Мешки с пшеницей заполняют амбары, клуни и складываются ярусами под брезентом во дворе. Хозяин сам становится нередко у решета, меж шестов, и учит, как поворачивать обод, чтобы отвеять мякину, и как потом одним коротким толчком выкинуть без остатка очищенное зерно в кучу. В клунях и под амбаром, где есть защита от ветра, вертятся веялки и кукольные отборники. Очищается зерно, готовится к рынку.

Появляются скупщики с медными сосудами и весами в аккуратных лакированных ящиках. Они делают пробу зерну, предлагают цену и суют задаток. Их принимают вежливо, угощают чаем и сдобными сухарями, но зерна им не продают. Они мелко плавают. Хозяин уже перерос эти пути торговли. У него свой комиссионер, в Николаеве. «Хай ще полежит, – отвечал отец, – зерно есть не просит». Через неделю получалось письмо из Николаева, а иногда и телеграмма: цена повысилась на пять копеек с пуда. «Вот и нашли тысячу карбованцев, – говорил хозяин, – они не валяются». Но бывало и наоборот: цены падали. Таинственные силы мирового рынка находили себе пути и в Яновку. Возвращаясь из Николаева, отец сумрачно говорил: «Кажуть, что… как ее звать… Аргентина много хлеба выкинула на сей год».

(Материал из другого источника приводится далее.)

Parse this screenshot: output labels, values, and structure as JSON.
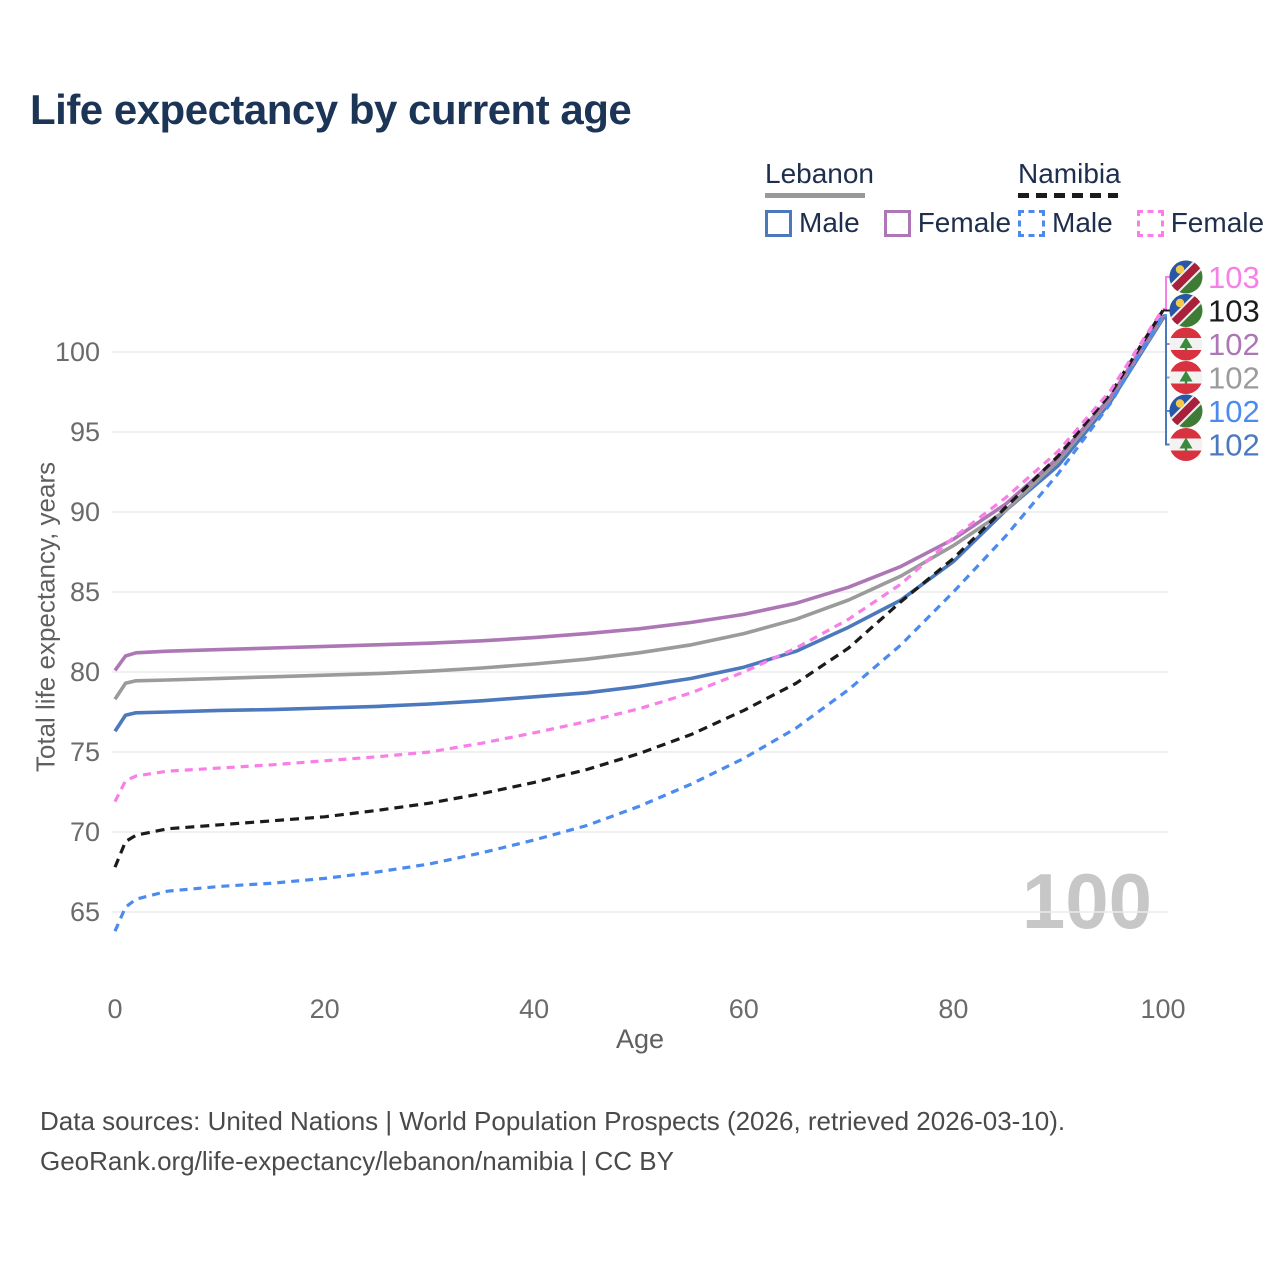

Зимою в деревне тихо. Работают по-настоящему только мельница да мастерская. Топят соломою, которую прислуги приносят огромными охапками, рассыпая ее по пути и подметая каждый раз за собою. Весело запихивать солому в печь и глядеть, как она вспыхивает. Однажды дядя Григорий застал меня и младшую сестру Олю одних в столовой, синей от угара. Я вертелся среди комнаты, не узнавая предметов, и на оклик дяди упал в глубокий обморок. В зимние дни мы часто оставались одни в доме, особенно во время отъездов отца, когда все хозяйство ложилось на мать. Иногда в сумерках мы с сестренкой сидели, прижавшись друг к другу на диване, с широко открытыми глазами и боялись шевелиться. Иногда в темную столовую входил с морозу гигант, скрипя огромными валенками, в огромной шубе, с огромным откидным воротником, с шапкой, с рукавицами на руках, с ледяшками на усах и бороде и огромным голосом говорил в темноту: «Здравствуйте». Застыв рядом в углу дивана, мы боялись ответить на приветствие. Тогда великан зажигал спичку и открывал нас в углу. Это оказывался сосед. Иногда одиночество в столовой становилось совершенно невыносимым, тогда я, несмотря на мороз, выбегал во внешние сени, открывал двери, выскакивал на камень – большой плоский камень перед порогом – и оттуда кричал в темноту: «Машка, Машка, иди в столовую, иди в столовую» – много, много раз, потому что у Машки были в это время свои дела: на кухне, в людской или в другом месте. Наконец из мельницы приходила мать, зажигалась лампа, и появлялся самовар.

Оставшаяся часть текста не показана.